Une façon d’obtenir le droit d’expérimenter est d’y aller progressivement. L’expérimentation ne passe pas forcément par des grands projets très en rupture : améliorer l’expérience utilisateur ici, tester un nouveau modèle ailleurs. La stratégie des petits pas sur des projets est la plus pertinente. Le coût et la prise de risque sont réduits. Si l’expérimentation est trop coûteuse et l’incertitude trop forte, c’est que ça n’est pas la bonne expérimentation.
Également, soyons claires, la démarche expérimentale a ses propres indicateurs. Une façon de conquérir le droit d’expérimenter est de construire et partager les indicateurs sur lesquels l’expérimentation va être évaluée. Aujourd’hui on peut faire des protocoles solides de test et avoir des retours quantifiés sur presque tout.
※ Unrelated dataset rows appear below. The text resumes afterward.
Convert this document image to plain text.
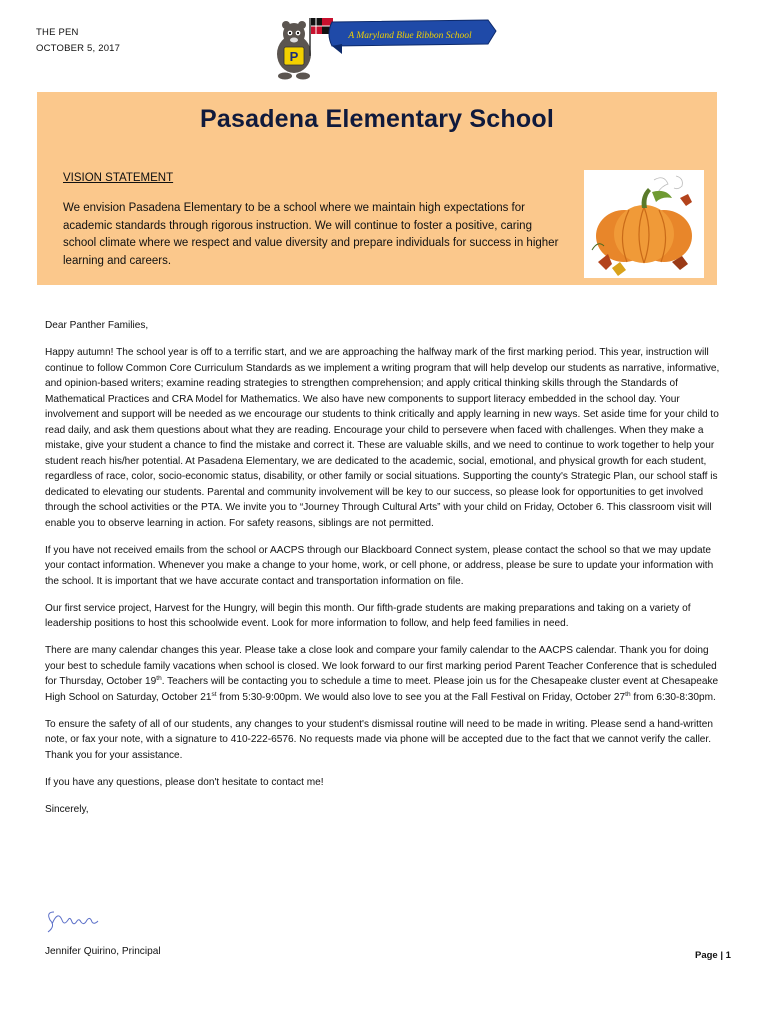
THE PEN
OCTOBER 5, 2017
P
A Maryland Blue Ribbon School
Pasadena Elementary School
VISION STATEMENT
We envision Pasadena Elementary to be a school where we maintain high expectations for academic standards through rigorous instruction. We will continue to foster a positive, caring school climate where we respect and value diversity and prepare individuals for success in higher learning and careers.

Dear Panther Families,

Happy autumn! The school year is off to a terrific start, and we are approaching the halfway mark of the first marking period. This year, instruction will continue to follow Common Core Curriculum Standards as we implement a writing program that will help develop our students as narrative, informative, and opinion-based writers; examine reading strategies to strengthen comprehension; and apply critical thinking skills through the Standards of Mathematical Practices and CRA Model for Mathematics. We also have new components to support literacy embedded in the school day. Your involvement and support will be needed as we encourage our students to think critically and apply learning in new ways. Set aside time for your child to read daily, and ask them questions about what they are reading. Encourage your child to persevere when faced with challenges. When they make a mistake, give your student a chance to find the mistake and correct it. These are valuable skills, and we need to continue to work together to help your student reach his/her potential. At Pasadena Elementary, we are dedicated to the academic, social, emotional, and physical growth for each student, regardless of race, color, socio-economic status, disability, or other family or social situations. Supporting the county's Strategic Plan, our school staff is dedicated to elevating our students. Parental and community involvement will be key to our success, so please look for opportunities to get involved through the school activities or the PTA. We invite you to “Journey Through Cultural Arts” with your child on Friday, October 6. This classroom visit will enable you to observe learning in action. For safety reasons, siblings are not permitted.

If you have not received emails from the school or AACPS through our Blackboard Connect system, please contact the school so that we may update your contact information. Whenever you make a change to your home, work, or cell phone, or address, please be sure to update your information with the school. It is important that we have accurate contact and transportation information on file.

Our first service project, Harvest for the Hungry, will begin this month. Our fifth-grade students are making preparations and taking on a variety of leadership positions to host this schoolwide event. Look for more information to follow, and help feed families in need.

There are many calendar changes this year. Please take a close look and compare your family calendar to the AACPS calendar. Thank you for doing your best to schedule family vacations when school is closed. We look forward to our first marking period Parent Teacher Conference that is scheduled for Thursday, October 19th. Teachers will be contacting you to schedule a time to meet. Please join us for the Chesapeake cluster event at Chesapeake High School on Saturday, October 21st from 5:30-9:00pm. We would also love to see you at the Fall Festival on Friday, October 27th from 6:30-8:30pm.

To ensure the safety of all of our students, any changes to your student's dismissal routine will need to be made in writing. Please send a hand-written note, or fax your note, with a signature to 410-222-6576. No requests made via phone will be accepted due to the fact that we cannot verify the caller. Thank you for your assistance.

If you have any questions, please don't hesitate to contact me!

Sincerely,

Jennifer Quirino, Principal	Page | 1
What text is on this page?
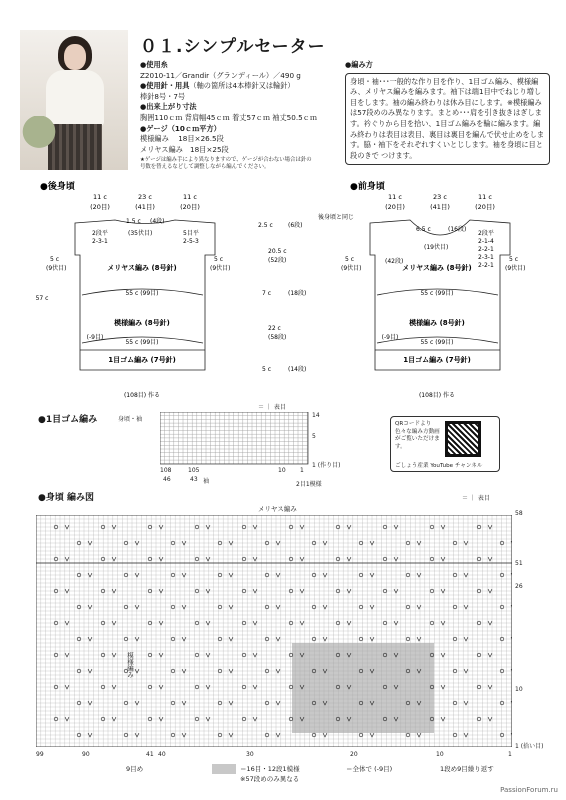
０１.シンプルセーター
●使用糸
Z2010-11／Grandir（グランディール）／490 g
●使用針・用具（軸の箇所は4本棒針又は輪針）
棒針8号・7号
●出来上がり寸法
胸囲110ｃｍ 背肩幅45ｃｍ 着丈57ｃｍ 袖丈50.5ｃｍ
●ゲージ（10ｃｍ平方）
模様編み　 18目×26.5段
メリヤス編み　18目×25段
★ゲージは編み手により異なりますので、ゲージが合わない場合は針の
号数を替えるなどして調整しながら編んでください。
●編み方
身頃・袖･･･一般的な作り目を作り、1目ゴム編み、模様編み、メリヤス編みを編みます。袖下は端1目中でねじり増し目をします。袖の編み終わりは休み目にします。※模様編みは57段めのみ異なります。まとめ･･･肩を引き抜きはぎします。衿ぐりから目を拾い、1目ゴム編みを輪に編みます。編み終わりは表目は表目、裏目は裏目を編んで伏せ止めをします。脇・袖下をそれぞれすくいとじします。袖を身頃に目と段のきで つけます。
●後身頃
11 c
(20目)
23 c
(41目)
11 c
(20目)
1.5 c (4段)
(35伏目)
2段平
2-3-1
5目平
2-5-3
5 c
(9伏目)
5 c
(9伏目)
メリヤス編み (8号針)
模様編み (8号針)
1目ゴム編み (7号針)
55 c (99目)
(-9目)
55 c (99目)
(108目) 作る
57 c
2.5 c	(6段)
20.5 c
(52段)
7 c	(18段)
22 c
(58段)
5 c	(14段)
●前身頃
11 c
(20目)
23 c
(41目)
11 c
(20目)
後身頃と同じ
6.5 c	(16段)
(19伏目)
2段平
2-1-4
2-2-1
2-3-1
2-2-1
(42段)
5 c
(9伏目)
5 c
(9伏目)
メリヤス編み (8号針)
模様編み (8号針)
1目ゴム編み (7号針)
55 c (99目)
(-9目)
55 c (99目)
(108目) 作る
●1目ゴム編み	身頃・袖
＝ ｜ 表目
14
5
1 (作り目)
108	105	10 1
46	43 袖	2目1模様
QRコードより色々な編み方動画がご覧いただけます。
ごしょう産業 YouTube チャンネル
●身頃 編み図	＝ ｜ 表目
メリヤス編み
模様編み
58
51
26
10
1 (拾い目)
99	90	41 40	30	20	10	1
9目め	＝16目・12段1模様
※57段めのみ異なる
＝全体で (-9目)	1段め9目繰り返す
PassionForum.ru
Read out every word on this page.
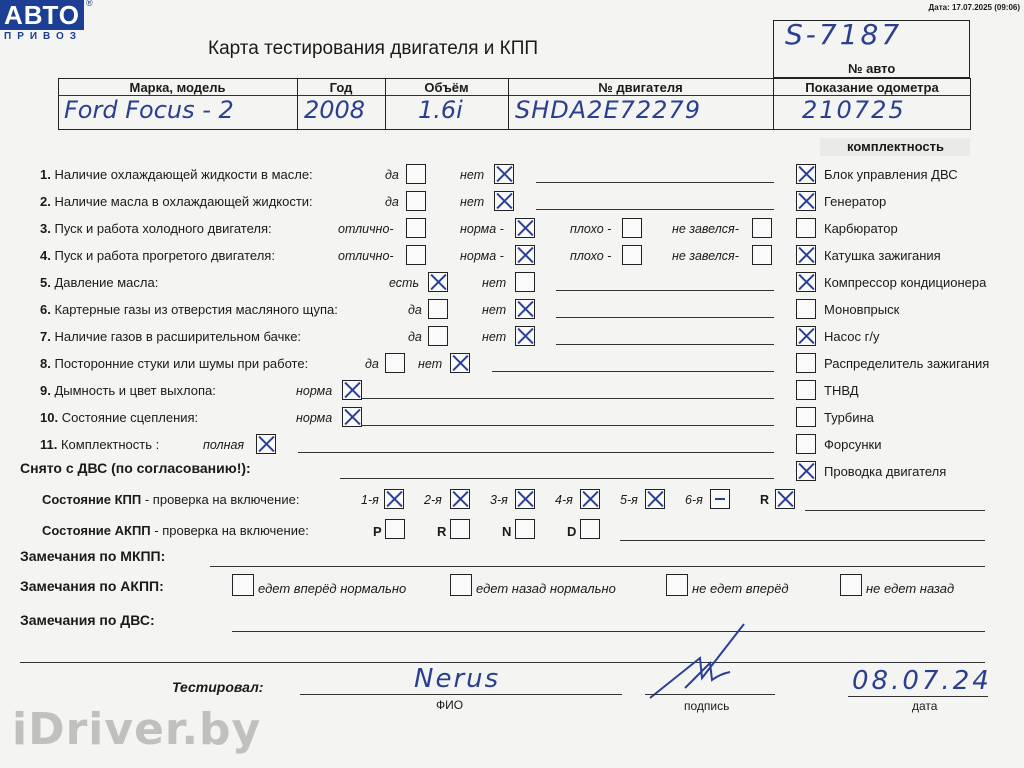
АВТО ®
ПРИВОЗ
Дата: 17.07.2025 (09:06)
Карта тестирования двигателя и КПП	S-7187
№ авто
Марка, модель	Год	Объём	№ двигателя	Показание одометра
Ford Focus - 2	2008 1.6i SHDA2E72279	210725
комплектность
Блок управления ДВС
Генератор
Карбюратор
Катушка зажигания
Компрессор кондиционера
Моновпрыск
Насос г/у
Распределитель зажигания
ТНВД
Турбина
Форсунки
Проводка двигателя
1. Наличие охлаждающей жидкости в масле:	да	нет
2. Наличие масла в охлаждающей жидкости:	да	нет
3. Пуск и работа холодного двигателя:	отлично-	норма -	плохо -	не завелся-
4. Пуск и работа прогретого двигателя:	отлично-	норма -	плохо -	не завелся-
5. Давление масла:	есть	нет
6. Картерные газы из отверстия масляного щупа:	да	нет
7. Наличие газов в расширительном бачке:	да	нет
8. Посторонние стуки или шумы при работе:	да	нет
9. Дымность и цвет выхлопа:	норма
10. Состояние сцепления:	норма
11. Комплектность :	полная
Снято с ДВС (по согласованию!):
Состояние КПП - проверка на включение:	1-я	2-я	3-я	4-я	5-я	6-я	R
Состояние АКПП - проверка на включение:	P	R	N	D
Замечания по МКПП:
Замечания по АКПП:	едет вперёд нормально	едет назад нормально	не едет вперёд	не едет назад
Замечания по ДВС:
Тестировал:	Nerus
ФИО	подпись
08.07.24
дата
iDriver.by
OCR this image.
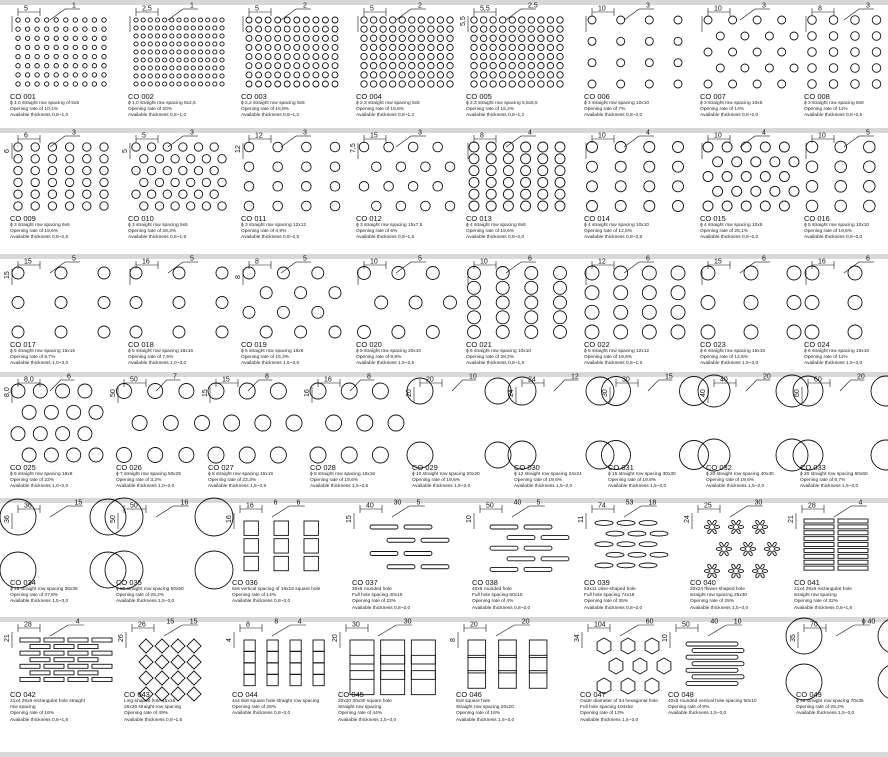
5	1
CO 001
ɸ 1,0 straight row spacing of 5x5
Opening rate of 10,1%
Available thickness 0,8~1,0
2,5	1
CO 002
ɸ 1,0 straight row spacing 5x2,5
Opening rate of 20%
Available thickness 0,8~1,0
5	2
CO 003
ɸ 2,2 straight row spacing 5x5
Opening rate of 16,8%
Available thickness 0,8~1,2
5	2
CO 004
ɸ 2,3 straight row spacing 5x5
Opening rate of 18,8%
Available thickness 0,8~1,2
5,5
5,5
2,5
CO 005
ɸ 2,3 straight row spacing 5,5x5,5
Opening rate of 16,2%
Available thickness 0,8~1,2
10	3
CO 006
ɸ 3 straight row spacing 10x10
Opening rate of 7%
Available thickness 0,8~2,0
10	3
CO 007
ɸ 3 straight row spacing 10x5
Opening rate of 14%
Available thickness 0,8~2,0
8	3
CO 008
ɸ 3 straight row spacing 8x8
Opening rate of 11%
Available thickness 0,8~2,5
6
6
3
CO 009
ɸ 3 straight row spacing 6x6
Opening rate of 19,6%
Available thickness 0,8~2,5
5
5
3
CO 010
ɸ 3 straight row spacing 5x5
Opening rate of 28,3%
Available thickness 0,8~1,5
12
12
3
CO 011
ɸ 3 straight row spacing 12x12
Opening rate of 4,9%
Available thickness 0,8~2,5
15
7,5
3
CO 012
ɸ 3 straight row spacing 15x7,5
Opening rate of 6%
Available thickness 0,8~1,5
8	4
CO 013
ɸ 4 straight row spacing 8x8
Opening rate of 19,6%
Available thickness 0,8~2,0
10	4
CO 014
ɸ 4 straight row spacing 10x10
Opening rate of 12,5%
Available thickness 0,8~2,5
10	4
CO 015
ɸ 4 straight row spacing 10x5
Opening rate of 25,1%
Available thickness 0,8~2,0
10	5
CO 016
ɸ 5 straight row spacing 10x10
Opening rate of 19,6%
Available thickness 0,8~3,0
15
15
5
CO 017
ɸ 5 straight row spacing 15x15
Opening rate of 8,7%
Available thickness 1,0~3,0
16	5
CO 018
ɸ 5 straight row spacing 16x16
Opening rate of 7,6%
Available thickness 1,0~3,0
8
8
5
CO 019
ɸ 5 straight row spacing 16x8
Opening rate of 15,3%
Available thickness 1,5~2,5
10	5
CO 020
ɸ 5 straight row spacing 20x10
Opening rate of 9,8%
Available thickness 1,5~2,5
10	6
CO 021
ɸ 6 straight row spacing 10x10
Opening rate of 28,2%
Available thickness 0,8~1,5
12	6
CO 022
ɸ 6 straight row spacing 12x12
Opening rate of 19,6%
Available thickness 0,8~1,5
15	6
CO 023
ɸ 6 straight row spacing 15x15
Opening rate of 12,6%
Available thickness 1,5~3,0
16	6
CO 024
ɸ 6 straight row spacing 16x16
Opening rate of 11%
Available thickness 1,5~3,0
8,0
8,0
6
CO 025
ɸ 6 straight row spacing 16x8
Opening rate of 22%
Available thickness 1,0~2,0
50
50
7
CO 026
ɸ 7 straight row spacing 50x25
Opening rate of 3,2%
Available thickness 1,0~2,0
15
15
8
CO 027
ɸ 8 straight row spacing 15x15
Opening rate of 22,3%
Available thickness 1,5~2,5
16
16
8
CO 028
ɸ 8 straight row spacing 16x16
Opening rate of 19,6%
Available thickness 1,5~2,5
20
20
10
CO 029
ɸ 10 straight row spacing 20x20
Opening rate of 19,6%
Available thickness 1,5~2,0
24
24
12
CO 030
ɸ 12 straight row spacing 24x24
Opening rate of 19,6%
Available thickness 1,5~2,0
30
30
15
CO 031
ɸ 15 straight row spacing 30x30
Opening rate of 19,6%
Available thickness 1,5~2,0
40
40
20
CO 032
ɸ 20 straight row spacing 40x40
Opening rate of 19,6%
Available thickness 1,5~2,0
60
60
20
CO 033
ɸ 20 straight row spacing 60x60
Opening rate of 8,7%
Available thickness 1,5~2,0
36
36
15
CO 034
ɸ 25 straight row spacing 36x36
Opening rate of 37,8%
Available thickness 1,5~3,0
50
50
16
CO 035
ɸ 30 straight row spacing 50x50
Opening rate of 28,2%
Available thickness 1,5~3,0
16
16
6	6
CO 036
6x6 vertical spacing of 16x16 square hole
Opening rate of 14%
Available thickness 0,8~2,0
40
15
30 5
CO 037
30x5 rounded hole
Full hole spacing 40x15
Opening rate of 22%
Available thickness 0,8~2,0
50
10
40 5
CO 038
40x5 rounded hole
Full hole spacing 50x10
Opening rate of 4%
Available thickness 0,8~2,0
74
11
53 18
CO 039
53x11 olive-shaped hole
Full hole spacing 74x18
Opening rate of 35%
Available thickness 0,8~2,0
25
24
30
CO 040
20x24 flower-shaped hole
straight row spacing 25x30
Opening rate of 25%
Available thickness 1,5~3,0
28
21
4
CO 041
21x4 28x8 rectangular hole
straight row spacing
Opening rate of 32%
Available thickness 0,8~1,5
28
21
4
CO 042
21x4 28x8 rectangular hole straight
row spacing
Opening rate of 16%
Available thickness 0,8~1,5
26
26
15 15
CO 043
Ling-shaped hole 15x15
26x26 straight row spacing
Opening rate of 49%
Available thickness 0,8~1,5
8
4
8	4
CO 044
4x4 8x8 square hole straight row spacing
Opening rate of 25%
Available thickness 0,8~2,0
30
20
30
CO 045
20x20 30x30 square hole
Straight row spacing
Opening rate of 44%
Available thickness 1,5~3,0
20
8
20
CO 046
8x8 square hole
Straight row spacing 20x20
Opening rate of 16%
Available thickness 1,5~3,0
104
34
60
CO 047
Outer diameter of 34 hexagonal hole
Full hole spacing 104x52
Opening rate of 13%
Available thickness 1,5~3,0
50
10
40 10
CO 048
40x5 rounded vertical hole spacing 50x10
Opening rate of 8%
Available thickness 1,5~3,0
70
35
ɸ 40
CO 049
ɸ 40 straight row spacing 70x35
Opening rate of 28,2%
Available thickness 1,5~3,0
Donc l’expérimentation ce n’est pas augmenter le risque ou avancer sans mesurer, c’est réduire le risque en testant successivement des options différentes dont on évalue la pertinence.
Et puis on peut aussi se pencher sur un nouveau mode de calcul des ROI, qui intègrent d’autres facteurs et externalités moins court-termistes comme la fierté et le sens que les collaborateurs trouvent dans leur travail.
Avez-vous constaté des cas où cette démarche n’est pas accessible ou pas pertinente ?
Le Makestorming et le Corporate Hacking fonctionnent dans presque tous les domaines. Nous travaillons dans les transports, les cosmétiques, la banque, l’assurance, l’énergie ou avec des ministères!
Le seul moment où ça ne marche pas c’est quand des gens dont on a besoin pour prendre une décision refusent de descendre dans l’arène et de se mêler au corps de l’entreprise : quand des dirigeants refusent de rencontrer et d’acter devant leurs équipes ou quand des élus envoient des comités d’experts mais ne leur donnent pas la possibilité de prendre une décision.
C’est bien la dimension politique qui pose le plus de problème. Quand on pense plus à son positionnement et sa stratégie personnelle qu’à l’intérêt collectif.
Mais c’est beaucoup plus rare qu’on ne le pense.